Alaska is a vast state with few remote routes where absentee ballots must be sent before Election Day, delaying the tallying of votes. Alaska was won by former President Donald Trump by about 10 points in 2020, but the result was not announced until about a week after the election.

According to the Associated Press, following the most recent report from the Alaska Division of Elections on Friday, Ms. Peltola currently leads with 48.7% of the vote. Ms. Palin, supported by Mr. Trump, got 25.8% of the Republican vote, while Mr. Begich had 23.4%.

Ms. Murkowski received 43.3% of the vote versus Ms. Tshibaka’s 42.2%. Pat Chesbro received 10.3% of the vote as a Democrat. In both elections, nearly all of the votes have been counted.

Nationally, Republicans will dominate the House next year, while Democrats will control the Senate. The outcome in Alaska will have little effect on the party composition of the Senate since a Republican, either Ms. Murkowski or Ms. Tshibaka will win the seat. In the House, Ms. Peltola’s victory will reduce the Republican margin.

Under the new ranked-choice voting method in Alaska, voters can rank all candidates in order of preference. The fourth-place finisher is removed from the race if no candidate receives the majority of first-choice votes. Second-choice votes are reallocated among the remaining candidates without a majority of first-choice votes. The procedure is repeated until a candidate obtains more than 50% of the vote.

The ranked-choice tabulation is slated on Nov. 23. Jacob Rubashkin, a writer and analyst for the nonpartisan magazine Inside Elections, stated that Ms. Peltola is “a prohibitive favorite at this moment.”

Mr. Rubashkin stated that late-breaking ballots in Alaska tend to come from more rural and Native regions, likely favoring Ms. Peltola. “Something ridiculous would have to happen for her to lose the race at this point… she’s just so close,” he remarked.

Ms. Peltola, a Yup’ik Eskimo and former state lawmaker became the first woman to represent Alaska in the House and the first native Alaskan in Congress when she defeated Ms. Palin the first time they faced in a special election in August.

Longtime Republican Rep. Don Young passed away in March, leaving Alaska’s sole House seat vacant. His term will conclude in January. As the victor of August’s special election, Ms. Peltola served out the balance of his tenure, but if she wins November’s election, she will return for a full two-year term in Congress.

Among seven Senate Republicans, Murkowski voted to convict former President Donald Trump of encouraging an insurrection concerning the Capitol incident.
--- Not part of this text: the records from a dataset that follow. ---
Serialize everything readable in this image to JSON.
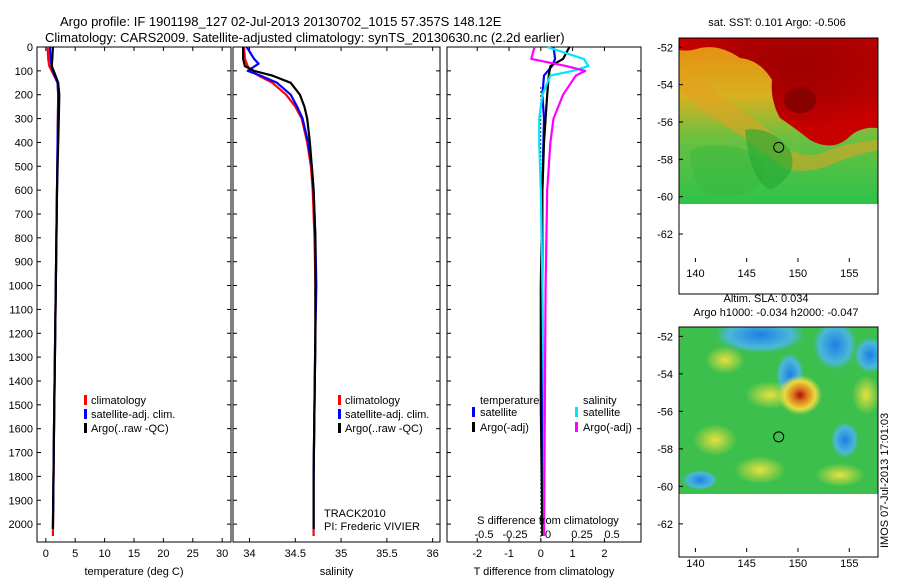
{
  "header": {
    "line1": "Argo profile: IF 1901198_127 02-Jul-2013 20130702_1015 57.357S 148.12E",
    "line2": "Climatology: CARS2009. Satellite-adjusted climatology: synTS_20130630.nc (2.2d earlier)"
  },
  "colors": {
    "climatology": "#ff0000",
    "satellite": "#0000ff",
    "argo": "#000000",
    "sal_satellite": "#00e5ff",
    "sal_argo": "#ff00ff"
  },
  "chart_data": [
    {
      "type": "line",
      "xlabel": "temperature (deg C)",
      "ylabel": "",
      "xticks": [
        0,
        5,
        10,
        15,
        20,
        25,
        30
      ],
      "yticks": [
        0,
        100,
        200,
        300,
        400,
        500,
        600,
        700,
        800,
        900,
        1000,
        1100,
        1200,
        1300,
        1400,
        1500,
        1600,
        1700,
        1800,
        1900,
        2000
      ],
      "xlim": [
        -1.5,
        31.5
      ],
      "ylim": [
        2075,
        0
      ],
      "legend": [
        "climatology",
        "satellite-adj. clim.",
        "Argo(..raw -QC)"
      ],
      "legend_position": "lower-middle",
      "series": [
        {
          "name": "climatology",
          "color": "#ff0000",
          "x": [
            0.3,
            0.4,
            0.6,
            1.2,
            2.0,
            2.1,
            2.05,
            2.0,
            1.9,
            1.8,
            1.7,
            1.6,
            1.5,
            1.4,
            1.3,
            1.2
          ],
          "y": [
            0,
            50,
            80,
            110,
            150,
            200,
            300,
            400,
            600,
            800,
            1000,
            1200,
            1400,
            1600,
            1800,
            2050
          ]
        },
        {
          "name": "satellite-adj. clim.",
          "color": "#0000ff",
          "x": [
            0.7,
            0.8,
            1.0,
            1.3,
            2.0,
            2.1,
            2.05,
            2.0,
            1.9,
            1.8,
            1.7,
            1.6,
            1.5,
            1.4,
            1.3,
            1.2
          ],
          "y": [
            0,
            50,
            80,
            110,
            150,
            200,
            300,
            400,
            600,
            800,
            1000,
            1200,
            1400,
            1600,
            1800,
            2020
          ]
        },
        {
          "name": "Argo(..raw -QC)",
          "color": "#000000",
          "x": [
            1.2,
            1.1,
            1.0,
            1.5,
            2.1,
            2.3,
            2.2,
            2.1,
            1.9,
            1.8,
            1.7,
            1.6,
            1.5,
            1.4,
            1.3,
            1.2
          ],
          "y": [
            0,
            50,
            80,
            110,
            150,
            200,
            300,
            400,
            600,
            800,
            1000,
            1200,
            1400,
            1600,
            1800,
            2020
          ]
        }
      ]
    },
    {
      "type": "line",
      "xlabel": "salinity",
      "ylabel": "",
      "xticks": [
        34,
        34.5,
        35,
        35.5,
        36
      ],
      "xlim": [
        33.82,
        36.08
      ],
      "ylim": [
        2075,
        0
      ],
      "legend": [
        "climatology",
        "satellite-adj. clim.",
        "Argo(..raw -QC)"
      ],
      "legend_position": "lower-right",
      "annotations": [
        "TRACK2010",
        "PI: Frederic VIVIER"
      ],
      "series": [
        {
          "name": "climatology",
          "color": "#ff0000",
          "x": [
            33.94,
            33.95,
            33.98,
            34.02,
            34.1,
            34.25,
            34.4,
            34.5,
            34.57,
            34.63,
            34.67,
            34.69,
            34.71,
            34.72,
            34.72,
            34.71,
            34.7,
            34.7
          ],
          "y": [
            0,
            50,
            80,
            100,
            120,
            150,
            200,
            250,
            300,
            400,
            500,
            600,
            800,
            1000,
            1200,
            1500,
            1800,
            2050
          ]
        },
        {
          "name": "satellite-adj. clim.",
          "color": "#0000ff",
          "x": [
            33.97,
            34.05,
            34.1,
            33.98,
            34.12,
            34.3,
            34.45,
            34.52,
            34.58,
            34.64,
            34.68,
            34.7,
            34.72,
            34.73,
            34.72,
            34.71,
            34.7,
            34.7
          ],
          "y": [
            0,
            50,
            70,
            100,
            120,
            150,
            200,
            250,
            300,
            400,
            500,
            600,
            800,
            1000,
            1200,
            1500,
            1800,
            2020
          ]
        },
        {
          "name": "Argo(..raw -QC)",
          "color": "#000000",
          "x": [
            33.93,
            33.93,
            33.95,
            34.05,
            34.25,
            34.45,
            34.55,
            34.6,
            34.63,
            34.66,
            34.68,
            34.7,
            34.72,
            34.72,
            34.72,
            34.71,
            34.7,
            34.7
          ],
          "y": [
            0,
            50,
            80,
            100,
            120,
            150,
            200,
            250,
            300,
            400,
            500,
            600,
            800,
            1000,
            1200,
            1500,
            1800,
            2020
          ]
        }
      ]
    },
    {
      "type": "line",
      "xlabel": "T difference from climatology",
      "ylabel": "",
      "top_axis_label": "S difference from climatology",
      "xticks": [
        -2,
        -1,
        0,
        1,
        2
      ],
      "top_xticks": [
        "-0.5",
        "-0.25",
        "0",
        "0.25",
        "0.5"
      ],
      "xlim": [
        -2.95,
        3.15
      ],
      "ylim": [
        2075,
        0
      ],
      "legend_groups": [
        {
          "title": "temperature",
          "entries": [
            "satellite",
            "Argo(-adj)"
          ]
        },
        {
          "title": "salinity",
          "entries": [
            "satellite",
            "Argo(-adj)"
          ]
        }
      ],
      "series": [
        {
          "name": "temperature satellite",
          "color": "#0000ff",
          "x": [
            0.4,
            0.45,
            0.35,
            0.1,
            0.05,
            0.1,
            0.08,
            0.05,
            0.05,
            0.05,
            0.05
          ],
          "y": [
            0,
            50,
            80,
            120,
            200,
            300,
            400,
            600,
            1000,
            1500,
            2050
          ]
        },
        {
          "name": "temperature Argo(-adj)",
          "color": "#000000",
          "x": [
            0.9,
            0.7,
            0.3,
            0.25,
            0.2,
            0.15,
            0.1,
            0.05,
            0.0,
            0.0,
            0.05
          ],
          "y": [
            0,
            50,
            80,
            120,
            200,
            300,
            400,
            600,
            1000,
            1500,
            2050
          ]
        },
        {
          "name": "salinity satellite",
          "color": "#00e5ff",
          "x": [
            0.2,
            1.35,
            1.5,
            1.0,
            0.3,
            0.05,
            -0.05,
            -0.05,
            0.0,
            0.05,
            0.1,
            0.1
          ],
          "y": [
            0,
            50,
            80,
            100,
            120,
            200,
            300,
            400,
            600,
            1000,
            1500,
            2050
          ]
        },
        {
          "name": "salinity Argo(-adj)",
          "color": "#ff00ff",
          "x": [
            -0.2,
            -0.3,
            0.8,
            1.4,
            1.1,
            0.7,
            0.4,
            0.3,
            0.2,
            0.15,
            0.1
          ],
          "y": [
            0,
            50,
            80,
            100,
            120,
            200,
            300,
            400,
            600,
            1000,
            2050
          ]
        }
      ]
    },
    {
      "type": "heatmap",
      "title": "sat. SST: 0.101  Argo: -0.506",
      "xticks": [
        140,
        145,
        150,
        155
      ],
      "yticks": [
        -52,
        -54,
        -56,
        -58,
        -60,
        -62
      ],
      "xlim": [
        138.4,
        157.8
      ],
      "ylim": [
        -63.5,
        -51.5
      ],
      "marker": {
        "lon": 148.12,
        "lat": -57.357
      }
    },
    {
      "type": "heatmap",
      "title": "Altim. SLA: 0.034",
      "subtitle": "Argo h1000: -0.034 h2000: -0.047",
      "xticks": [
        140,
        145,
        150,
        155
      ],
      "yticks": [
        -52,
        -54,
        -56,
        -58,
        -60,
        -62
      ],
      "xlim": [
        138.4,
        157.8
      ],
      "ylim": [
        -63.5,
        -51.5
      ],
      "marker": {
        "lon": 148.12,
        "lat": -57.357
      }
    }
  ],
  "footer": {
    "stamp": "IMOS 07-Jul-2013 17:01:03"
  }
}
She is the only one up for re-election this year. Mr. Trump pledged to remove her from office.

Despite being from opposing parties, Ms. Murkowski backed Ms. Peltola, and Ms. Peltola endorsed Ms. Murkowski. Campaigning on a theme of “seniority matters,” Ms. Murkowski has argued to Alaska residents that her lifelong contacts and expertise in Washington allowed her to help bring federal cash and new infrastructure to her state.

The Senate Leadership Fund, a super PAC funded by friends of Senate Minority Leader Mitch McConnell (R., Ky.), which spent more than $6 million against Ms. Tshibaka, contributed to her re-election campaign.

Ms. Tshibaka has the backing of the Alaska Republican Party and Mr. Trump. Her campaign has touted the current outcomes. The Tshibaka campaign declined to respond.

According to Ms. Murkowski’s campaign, there are still ballots to be counted. Our campaign was confident in the favorable trend we are seeing,

Murkowski campaign spokeswoman Shea Siegert predicted that Lisa would perform well in the absentee and early voting. This trend persisted on Tuesday, and they are optimistic that it will continue once the remaining ballots are tallied.

According to Mr. Rubashkin of Inside Elections, Ms. Murkowski is in a favorable position heading into the ranked-choice tabulation. Still, it will rely on the number of Democrats who rated her second on their ballots.

“The only issue is whether or not the Chesbro voters will break decisively for Murkowski, he added.   This is what all the surveys indicate.